In deze uitspraak beoordeelt de Rechtbank Zeeland-West-Brabant het beroep van belanghebbende tegen de uitspraak op bezwaar van de heffingsambtenaar van 31 oktober 2021. De heffingsambtenaar had de waarde van de onroerende zaak, een vrijstaande woning in [plaats], vastgesteld op € 699.000 per 1 januari 2020. Belanghebbende, eigenaar van de woning, was het niet eens met deze waardebepaling en stelde dat de waarde maximaal € 585.000 zou moeten zijn. De rechtbank heeft het beroep op 19 september 2023 behandeld, waarbij de gemachtigde van belanghebbende en vertegenwoordigers van de heffingsambtenaar aanwezig waren.
De rechtbank concludeert dat de heffingsambtenaar de WOZ-waarde niet te hoog heeft vastgesteld. Belanghebbende heeft geen zelfstandige gronden aangevoerd tegen de aanslag onroerendezaakbelastingen (OZB). De rechtbank oordeelt dat de beroepsgrond van belanghebbende over de informatievoorziening in bezwaar niet slaagt, omdat hij niet tijdig om aanvullende informatie heeft gevraagd. De rechtbank bevestigt dat de heffingsambtenaar voldoende onderbouwing heeft geleverd voor de vastgestelde waarde, en dat de referentiewoningen voldoende vergelijkbaar zijn met de woning van belanghebbende.

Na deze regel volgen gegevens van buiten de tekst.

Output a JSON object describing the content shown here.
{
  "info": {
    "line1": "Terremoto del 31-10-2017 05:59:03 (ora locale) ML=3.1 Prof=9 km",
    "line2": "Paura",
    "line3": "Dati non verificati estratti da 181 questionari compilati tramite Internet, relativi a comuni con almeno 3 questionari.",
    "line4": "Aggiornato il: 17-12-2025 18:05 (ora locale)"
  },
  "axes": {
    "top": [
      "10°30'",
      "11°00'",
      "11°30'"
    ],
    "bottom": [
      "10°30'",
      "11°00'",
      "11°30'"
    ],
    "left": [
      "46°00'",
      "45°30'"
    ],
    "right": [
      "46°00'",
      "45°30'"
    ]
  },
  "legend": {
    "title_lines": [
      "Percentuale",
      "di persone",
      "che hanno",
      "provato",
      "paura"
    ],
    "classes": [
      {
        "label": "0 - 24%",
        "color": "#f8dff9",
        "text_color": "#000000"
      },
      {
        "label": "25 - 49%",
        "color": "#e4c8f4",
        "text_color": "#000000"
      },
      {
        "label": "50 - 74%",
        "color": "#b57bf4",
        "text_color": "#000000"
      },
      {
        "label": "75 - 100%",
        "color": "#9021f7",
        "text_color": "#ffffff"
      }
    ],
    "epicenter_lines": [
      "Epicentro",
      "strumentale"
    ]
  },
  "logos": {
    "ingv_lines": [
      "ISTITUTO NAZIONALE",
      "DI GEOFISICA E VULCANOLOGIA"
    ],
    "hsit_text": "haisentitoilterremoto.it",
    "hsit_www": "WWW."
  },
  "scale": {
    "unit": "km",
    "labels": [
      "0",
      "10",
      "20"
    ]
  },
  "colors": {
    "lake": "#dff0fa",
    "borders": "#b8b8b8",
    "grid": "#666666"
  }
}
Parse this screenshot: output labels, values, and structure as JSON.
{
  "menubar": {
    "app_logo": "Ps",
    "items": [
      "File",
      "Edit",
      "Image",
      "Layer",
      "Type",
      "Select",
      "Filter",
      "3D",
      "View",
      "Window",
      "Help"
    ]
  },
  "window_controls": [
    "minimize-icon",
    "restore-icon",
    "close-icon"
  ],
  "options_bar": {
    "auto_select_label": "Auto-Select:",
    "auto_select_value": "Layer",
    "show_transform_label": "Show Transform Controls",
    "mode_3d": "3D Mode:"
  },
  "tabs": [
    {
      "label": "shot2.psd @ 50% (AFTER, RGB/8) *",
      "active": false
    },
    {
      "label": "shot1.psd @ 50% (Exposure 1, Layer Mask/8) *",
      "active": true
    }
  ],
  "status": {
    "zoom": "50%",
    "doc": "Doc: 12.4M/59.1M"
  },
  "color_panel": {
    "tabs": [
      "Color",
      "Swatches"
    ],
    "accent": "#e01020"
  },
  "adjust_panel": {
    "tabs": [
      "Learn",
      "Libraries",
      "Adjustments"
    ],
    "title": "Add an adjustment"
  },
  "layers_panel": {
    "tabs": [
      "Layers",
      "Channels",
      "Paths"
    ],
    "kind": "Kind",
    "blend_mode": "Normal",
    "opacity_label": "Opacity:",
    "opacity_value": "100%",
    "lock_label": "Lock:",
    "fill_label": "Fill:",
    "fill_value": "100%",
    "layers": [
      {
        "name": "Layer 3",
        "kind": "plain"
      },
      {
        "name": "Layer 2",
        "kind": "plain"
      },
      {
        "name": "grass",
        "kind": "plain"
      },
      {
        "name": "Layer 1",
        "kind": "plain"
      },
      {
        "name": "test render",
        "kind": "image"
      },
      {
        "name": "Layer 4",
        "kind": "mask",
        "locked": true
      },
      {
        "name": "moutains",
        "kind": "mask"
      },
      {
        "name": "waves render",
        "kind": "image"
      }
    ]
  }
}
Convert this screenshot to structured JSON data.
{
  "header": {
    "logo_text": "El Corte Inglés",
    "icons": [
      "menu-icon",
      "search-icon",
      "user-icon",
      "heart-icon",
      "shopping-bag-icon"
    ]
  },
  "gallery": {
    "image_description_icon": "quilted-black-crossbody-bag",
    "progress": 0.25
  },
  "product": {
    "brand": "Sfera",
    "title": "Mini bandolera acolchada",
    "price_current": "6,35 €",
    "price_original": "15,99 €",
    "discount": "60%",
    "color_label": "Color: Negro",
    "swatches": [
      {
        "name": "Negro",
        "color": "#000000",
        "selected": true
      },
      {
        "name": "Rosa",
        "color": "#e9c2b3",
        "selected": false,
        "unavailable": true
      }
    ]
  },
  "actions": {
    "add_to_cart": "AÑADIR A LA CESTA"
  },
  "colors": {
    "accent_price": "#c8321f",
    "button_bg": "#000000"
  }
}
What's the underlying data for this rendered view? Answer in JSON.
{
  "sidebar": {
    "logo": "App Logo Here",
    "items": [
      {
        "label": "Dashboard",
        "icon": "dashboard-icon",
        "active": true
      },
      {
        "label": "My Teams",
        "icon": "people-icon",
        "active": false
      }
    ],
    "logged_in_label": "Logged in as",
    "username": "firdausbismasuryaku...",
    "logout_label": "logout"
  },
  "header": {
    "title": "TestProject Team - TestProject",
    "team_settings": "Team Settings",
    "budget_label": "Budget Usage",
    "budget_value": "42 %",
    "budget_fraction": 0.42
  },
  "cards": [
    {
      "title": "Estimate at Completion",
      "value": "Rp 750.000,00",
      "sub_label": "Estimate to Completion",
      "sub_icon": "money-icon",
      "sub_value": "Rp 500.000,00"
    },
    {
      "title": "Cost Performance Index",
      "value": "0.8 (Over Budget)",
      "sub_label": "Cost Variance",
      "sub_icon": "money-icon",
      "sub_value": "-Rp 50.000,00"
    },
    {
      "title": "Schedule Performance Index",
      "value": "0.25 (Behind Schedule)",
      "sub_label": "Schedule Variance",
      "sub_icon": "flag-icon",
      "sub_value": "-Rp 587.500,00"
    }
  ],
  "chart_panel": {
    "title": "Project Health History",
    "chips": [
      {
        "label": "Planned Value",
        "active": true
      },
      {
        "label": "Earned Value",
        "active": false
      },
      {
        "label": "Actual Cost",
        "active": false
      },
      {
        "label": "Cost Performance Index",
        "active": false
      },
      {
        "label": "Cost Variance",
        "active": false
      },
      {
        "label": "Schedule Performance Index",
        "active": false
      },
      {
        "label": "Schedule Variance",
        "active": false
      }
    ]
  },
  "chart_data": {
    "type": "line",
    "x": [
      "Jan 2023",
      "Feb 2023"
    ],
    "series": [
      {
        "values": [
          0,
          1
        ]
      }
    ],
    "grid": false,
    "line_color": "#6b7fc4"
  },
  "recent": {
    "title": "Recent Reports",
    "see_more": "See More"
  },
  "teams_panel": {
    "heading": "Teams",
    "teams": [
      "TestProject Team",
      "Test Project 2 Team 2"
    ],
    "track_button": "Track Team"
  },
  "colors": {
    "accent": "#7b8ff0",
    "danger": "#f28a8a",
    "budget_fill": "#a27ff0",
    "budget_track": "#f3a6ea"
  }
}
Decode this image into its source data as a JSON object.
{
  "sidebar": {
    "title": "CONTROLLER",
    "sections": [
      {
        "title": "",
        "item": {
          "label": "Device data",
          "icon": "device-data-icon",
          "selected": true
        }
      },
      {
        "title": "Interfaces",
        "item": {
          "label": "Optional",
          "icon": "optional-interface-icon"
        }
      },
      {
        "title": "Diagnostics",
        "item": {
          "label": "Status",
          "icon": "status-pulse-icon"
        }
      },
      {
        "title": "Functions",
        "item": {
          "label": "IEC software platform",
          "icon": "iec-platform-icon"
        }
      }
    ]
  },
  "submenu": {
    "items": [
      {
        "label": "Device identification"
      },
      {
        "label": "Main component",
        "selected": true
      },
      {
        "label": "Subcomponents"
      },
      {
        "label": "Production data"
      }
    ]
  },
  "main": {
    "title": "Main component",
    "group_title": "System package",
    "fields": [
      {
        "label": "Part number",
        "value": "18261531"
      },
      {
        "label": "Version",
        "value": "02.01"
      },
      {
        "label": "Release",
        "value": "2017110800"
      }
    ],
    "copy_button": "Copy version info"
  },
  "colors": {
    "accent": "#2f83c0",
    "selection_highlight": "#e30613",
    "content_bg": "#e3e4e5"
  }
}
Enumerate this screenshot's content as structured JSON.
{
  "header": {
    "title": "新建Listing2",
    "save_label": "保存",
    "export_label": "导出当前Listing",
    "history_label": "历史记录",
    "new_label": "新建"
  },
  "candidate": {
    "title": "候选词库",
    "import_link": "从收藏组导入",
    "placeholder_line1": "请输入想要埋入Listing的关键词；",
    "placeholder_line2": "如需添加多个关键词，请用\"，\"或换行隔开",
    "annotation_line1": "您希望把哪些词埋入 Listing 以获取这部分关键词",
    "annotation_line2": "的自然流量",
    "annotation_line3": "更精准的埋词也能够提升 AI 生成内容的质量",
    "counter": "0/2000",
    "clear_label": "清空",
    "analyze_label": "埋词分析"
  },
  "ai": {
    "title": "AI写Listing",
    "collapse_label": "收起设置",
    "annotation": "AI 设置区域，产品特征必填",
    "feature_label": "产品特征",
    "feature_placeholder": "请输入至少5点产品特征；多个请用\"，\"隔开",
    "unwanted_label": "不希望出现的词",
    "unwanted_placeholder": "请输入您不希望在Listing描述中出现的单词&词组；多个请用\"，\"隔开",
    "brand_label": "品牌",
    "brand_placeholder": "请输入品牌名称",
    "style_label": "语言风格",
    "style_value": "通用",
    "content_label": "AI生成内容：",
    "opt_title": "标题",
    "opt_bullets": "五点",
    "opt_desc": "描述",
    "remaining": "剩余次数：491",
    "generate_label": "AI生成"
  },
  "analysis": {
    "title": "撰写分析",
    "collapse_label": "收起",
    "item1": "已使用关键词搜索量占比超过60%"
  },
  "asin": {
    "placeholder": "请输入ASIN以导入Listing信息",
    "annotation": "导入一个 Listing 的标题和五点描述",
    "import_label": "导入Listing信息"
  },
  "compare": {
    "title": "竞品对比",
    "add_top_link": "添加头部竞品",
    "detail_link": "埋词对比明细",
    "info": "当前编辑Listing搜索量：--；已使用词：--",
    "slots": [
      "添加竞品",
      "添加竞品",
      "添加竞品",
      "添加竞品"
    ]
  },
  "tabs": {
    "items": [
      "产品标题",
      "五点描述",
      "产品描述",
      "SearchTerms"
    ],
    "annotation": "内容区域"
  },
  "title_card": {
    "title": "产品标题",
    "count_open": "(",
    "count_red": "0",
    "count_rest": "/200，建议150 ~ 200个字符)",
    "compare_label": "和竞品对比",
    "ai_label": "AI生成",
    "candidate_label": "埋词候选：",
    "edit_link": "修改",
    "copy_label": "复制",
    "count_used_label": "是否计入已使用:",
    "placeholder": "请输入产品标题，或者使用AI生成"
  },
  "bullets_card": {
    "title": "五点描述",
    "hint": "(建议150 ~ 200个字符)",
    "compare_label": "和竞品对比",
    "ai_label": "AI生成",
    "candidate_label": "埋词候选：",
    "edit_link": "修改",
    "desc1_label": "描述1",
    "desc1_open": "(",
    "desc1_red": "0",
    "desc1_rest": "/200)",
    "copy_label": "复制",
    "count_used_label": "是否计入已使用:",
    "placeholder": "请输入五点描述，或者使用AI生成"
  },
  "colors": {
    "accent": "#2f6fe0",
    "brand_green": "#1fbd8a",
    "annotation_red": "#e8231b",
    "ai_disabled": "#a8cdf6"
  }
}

Daarnaast maakt belanghebbende aanspraak op schadevergoeding wegens overschrijding van de redelijke termijn. De rechtbank stelt vast dat de redelijke termijn met ongeveer zes maanden is overschreden en kent een schadevergoeding toe van € 50, waarvan € 7,14 voor rekening van de heffingsambtenaar en € 42,86 voor rekening van de minister van Justitie en Veiligheid komt. De rechtbank wijst het beroep van belanghebbende ongegrond en bevestigt de WOZ-waarde en de aanslag OZB.